Es así que en la actualidad, uno de los pocos mecanismos transicionales exitosos referidos al conflicto armado fue la CVR, la cual por medio de su Informe Final ha sido una forma de reparación del derecho a la verdad de muchas de las víctimas y de la sociedad en su conjunto, dado que nos dio a conocer hechos y declaraciones que la mayoría del Perú desconocíamos. Sin embargo, la CVR tuvo una función según el artículo 1 del DS 065-2001, que era “esclarecer el proceso, los hechos y responsabilidades de la violencia terrorista y de la violación a los derechos humanos producidos desde mayo de 1980 hasta noviembre de 2000”. Una vez cumplida dicha función, como todos los mecanismos extrajudiciales de búsqueda de la verdad, que tienen en la temporalidad de su existencia una característica intrínseca, tenía que desaparecer. Si bien el legado de la CVR no fue solo su informe, sino muchas de las recomendaciones que realizó, la ejecución de estas no dependía del organismo formado y que concluyó funciones en el 2003. 

Por ello, a pesar de su importancia, es preciso señalar que el Informe por sí solo no se encuentra si quiera cerca de ser suficiente para reparar a las víctimas. Es necesario continuar con otros mecanismos para poder concluir que nos encontramos en el camino de una transición post conflicto medianamente exitosa. No se puede seguir con alrededor de 15 mil desaparecidos, sin tener un plan concreto que pueda aliviar el dolor de los familiares que no saben dónde están sus seres queridos y que cada día ven vulnerados y vulneradas su derecho a la verdad. No se puede seguir esperando que las víctimas fallezcan sin recibir una reparación que sea digna, y la dignidad no solo se refiere al monto, la reparación monetaria debe tener también un valor simbólico para que no se tenga la impresión de ser dinero “manchado de sangre”; el pago debe estar acompañado de pedidos de disculpas, de la creación de lugares de memoria y de hechos simbólicos que sean correspondientes a las necesidades y deseos de las víctimas. Los procesos judiciales deben garantizar el debido, no es posible que solo aquellos casos mediáticos respeten este derecho básico y alcancen justicia.

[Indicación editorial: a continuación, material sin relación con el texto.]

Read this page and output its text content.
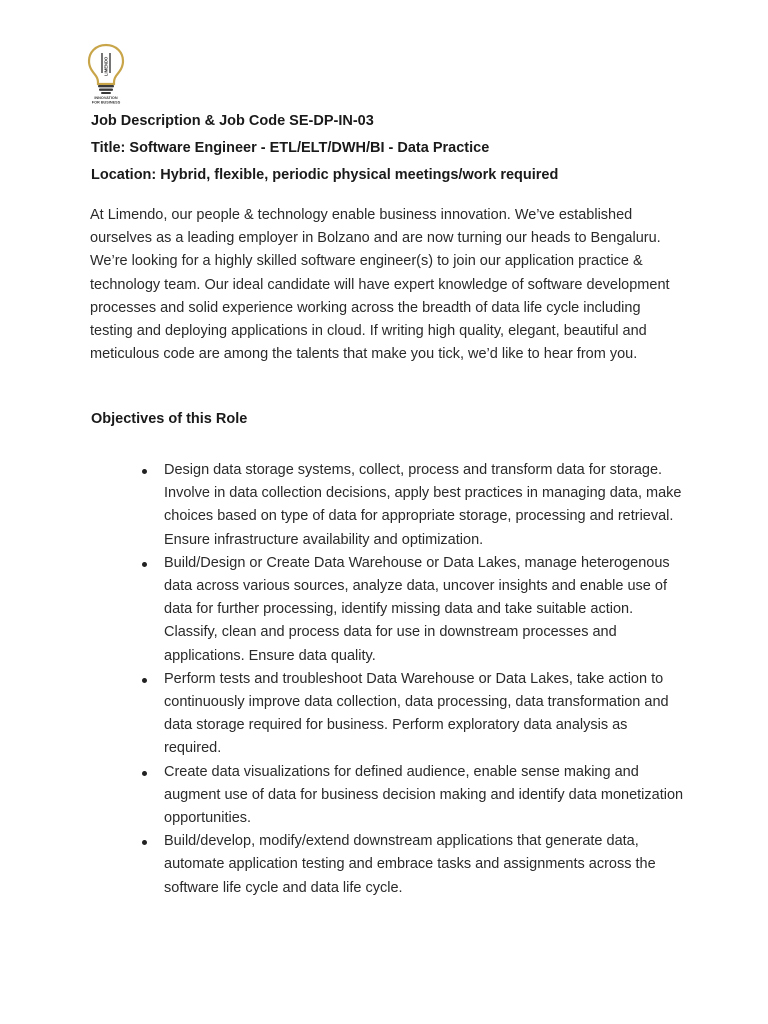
LIMENDO
INNOVATION
FOR BUSINESS
Job Description & Job Code SE-DP-IN-03
Title: Software Engineer - ETL/ELT/DWH/BI - Data Practice
Location: Hybrid, flexible, periodic physical meetings/work required

At Limendo, our people & technology enable business innovation. We’ve established ourselves as a leading employer in Bolzano and are now turning our heads to Bengaluru. We’re looking for a highly skilled software engineer(s) to join our application practice & technology team. Our ideal candidate will have expert knowledge of software development processes and solid experience working across the breadth of data life cycle including testing and deploying applications in cloud. If writing high quality, elegant, beautiful and meticulous code are among the talents that make you tick, we’d like to hear from you.

Objectives of this Role
Design data storage systems, collect, process and transform data for storage. Involve in data collection decisions, apply best practices in managing data, make choices based on type of data for appropriate storage, processing and retrieval. Ensure infrastructure availability and optimization.
Build/Design or Create Data Warehouse or Data Lakes, manage heterogenous data across various sources, analyze data, uncover insights and enable use of data for further processing, identify missing data and take suitable action. Classify, clean and process data for use in downstream processes and applications. Ensure data quality.
Perform tests and troubleshoot Data Warehouse or Data Lakes, take action to continuously improve data collection, data processing, data transformation and data storage required for business. Perform exploratory data analysis as required.
Create data visualizations for defined audience, enable sense making and augment use of data for business decision making and identify data monetization opportunities.
Build/develop, modify/extend downstream applications that generate data, automate application testing and embrace tasks and assignments across the software life cycle and data life cycle.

El Informe de la CVR hizo bien en entender que el periodo de violencia fue producto de un conjunto de circunstancias como la exclusión histórica de algunas poblaciones, la debilidad de nuestra democracia, la discriminación que existió y existe en el Perú y, principalmente, de la irracional violencia de los grupos terroristas, especialmente de Sendero Luminoso, y la incorrecta respuesta de algunos miembros de nuestras fuerzas armadas y policiales. Asimismo, también incluyó un estudio de uno de los periodos de mayor corrupción y debilitamiento, desde el Estado, de la institucionalidad democrática. Sin embargo, a pesar de que es importante conocer y repensar lo sucedido, hoy en día es necesario plantear soluciones prácticas frente al futuro próximo. Estas soluciones no solo deben plantear mecanismos que propongan el cambio de la exclusión estructural que existe en el Perú y todo lo que hoy se plantea con la “inclusión social”, puesto que existen necesidades particulares de un grupo de peruanos que deben ser atendidas con urgencia.

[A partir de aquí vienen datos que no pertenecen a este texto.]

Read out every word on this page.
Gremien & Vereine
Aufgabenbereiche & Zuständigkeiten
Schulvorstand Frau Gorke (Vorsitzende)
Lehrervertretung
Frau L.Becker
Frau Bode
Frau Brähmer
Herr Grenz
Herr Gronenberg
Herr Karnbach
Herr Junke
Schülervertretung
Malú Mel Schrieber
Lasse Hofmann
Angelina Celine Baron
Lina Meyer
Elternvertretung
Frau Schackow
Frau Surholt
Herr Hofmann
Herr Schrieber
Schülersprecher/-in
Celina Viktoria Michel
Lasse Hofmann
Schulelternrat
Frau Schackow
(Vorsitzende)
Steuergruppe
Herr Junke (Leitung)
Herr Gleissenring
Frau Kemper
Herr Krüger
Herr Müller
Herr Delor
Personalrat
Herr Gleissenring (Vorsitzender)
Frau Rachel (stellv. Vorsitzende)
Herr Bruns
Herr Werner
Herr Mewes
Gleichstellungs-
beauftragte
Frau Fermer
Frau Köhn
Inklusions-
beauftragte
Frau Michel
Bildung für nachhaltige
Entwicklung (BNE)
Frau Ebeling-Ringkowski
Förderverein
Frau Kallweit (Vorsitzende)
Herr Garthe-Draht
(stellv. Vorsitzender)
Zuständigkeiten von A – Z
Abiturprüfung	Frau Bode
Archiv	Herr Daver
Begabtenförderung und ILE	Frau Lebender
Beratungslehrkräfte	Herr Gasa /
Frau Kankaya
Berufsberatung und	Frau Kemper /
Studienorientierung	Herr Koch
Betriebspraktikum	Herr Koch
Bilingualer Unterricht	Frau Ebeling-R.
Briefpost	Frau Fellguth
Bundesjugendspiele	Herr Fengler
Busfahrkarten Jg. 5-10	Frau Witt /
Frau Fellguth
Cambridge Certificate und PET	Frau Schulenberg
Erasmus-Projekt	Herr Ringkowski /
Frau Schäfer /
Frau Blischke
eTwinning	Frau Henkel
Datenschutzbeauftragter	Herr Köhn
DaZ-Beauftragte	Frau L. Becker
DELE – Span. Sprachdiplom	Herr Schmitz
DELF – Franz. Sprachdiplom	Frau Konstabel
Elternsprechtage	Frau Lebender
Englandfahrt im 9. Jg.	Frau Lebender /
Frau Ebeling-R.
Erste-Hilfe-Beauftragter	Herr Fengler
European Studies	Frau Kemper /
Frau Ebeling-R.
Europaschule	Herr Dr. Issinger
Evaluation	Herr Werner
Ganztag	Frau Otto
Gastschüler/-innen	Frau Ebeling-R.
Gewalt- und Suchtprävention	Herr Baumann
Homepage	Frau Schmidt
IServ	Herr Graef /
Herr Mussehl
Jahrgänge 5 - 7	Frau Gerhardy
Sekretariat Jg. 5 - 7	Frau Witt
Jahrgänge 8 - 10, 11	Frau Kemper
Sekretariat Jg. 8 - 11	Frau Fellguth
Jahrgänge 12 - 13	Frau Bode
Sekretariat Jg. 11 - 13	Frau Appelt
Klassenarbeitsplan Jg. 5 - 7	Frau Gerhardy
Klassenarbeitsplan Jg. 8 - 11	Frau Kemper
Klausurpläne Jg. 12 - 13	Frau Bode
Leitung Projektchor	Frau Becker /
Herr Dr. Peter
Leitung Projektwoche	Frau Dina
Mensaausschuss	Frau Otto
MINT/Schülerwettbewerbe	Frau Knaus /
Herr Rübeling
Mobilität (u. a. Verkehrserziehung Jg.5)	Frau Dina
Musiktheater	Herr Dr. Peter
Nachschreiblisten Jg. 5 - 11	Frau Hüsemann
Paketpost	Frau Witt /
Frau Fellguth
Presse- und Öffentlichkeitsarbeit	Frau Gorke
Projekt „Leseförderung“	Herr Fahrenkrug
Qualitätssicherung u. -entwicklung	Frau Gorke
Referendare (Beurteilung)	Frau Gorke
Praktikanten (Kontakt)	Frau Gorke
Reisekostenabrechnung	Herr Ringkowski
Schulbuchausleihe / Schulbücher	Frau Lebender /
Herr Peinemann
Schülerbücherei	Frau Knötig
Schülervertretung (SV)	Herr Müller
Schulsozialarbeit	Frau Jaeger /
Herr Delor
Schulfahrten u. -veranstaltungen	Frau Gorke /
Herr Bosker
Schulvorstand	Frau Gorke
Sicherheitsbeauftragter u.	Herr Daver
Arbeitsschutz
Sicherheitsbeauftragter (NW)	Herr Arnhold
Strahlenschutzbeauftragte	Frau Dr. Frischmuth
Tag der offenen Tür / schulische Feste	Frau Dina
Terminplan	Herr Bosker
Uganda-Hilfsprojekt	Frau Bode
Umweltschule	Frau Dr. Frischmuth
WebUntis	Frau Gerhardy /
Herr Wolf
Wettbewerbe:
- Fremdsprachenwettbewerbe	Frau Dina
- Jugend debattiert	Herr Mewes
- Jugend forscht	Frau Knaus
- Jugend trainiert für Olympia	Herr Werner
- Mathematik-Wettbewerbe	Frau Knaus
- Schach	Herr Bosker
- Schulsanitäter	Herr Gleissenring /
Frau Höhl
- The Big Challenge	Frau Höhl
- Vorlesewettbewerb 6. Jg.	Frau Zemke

Se debe reconocer que en el Perú vivimos un periodo de grave violencia y que producto de esa situación se debe dar prioridad a los mecanismos de reparación de las víctimas, entendidos en sentido amplio, como todos aquellos que buscan reparar las circunstancias que sufrieron producto del conflicto armado y que podrían incluir, aunque no de manera aislada, algunos mecanismos de inclusión social como parte de garantías de no repetición. Si es que no queremos revictimizar a las personas, debemos ponerlas en el centro de la discusión y de las prioridades conforme a la diversidad de los que requieren. Si bien los procesos de transición desde la violencia a la paz y el desde la dictadura a la democracia deben tener enfoques diferenciados y mecanismos propios de las necesidades de cada uno, el enfoque centrado en las víctimas permite que se construyan mecanismos integrales que fortalezcan ambas transiciones sobre la  base de los derechos de las víctimas a la verdad, a la justicia y a la reparación y que generen un efecto transformador en la vida de este colectivo para sus necesidades actuales.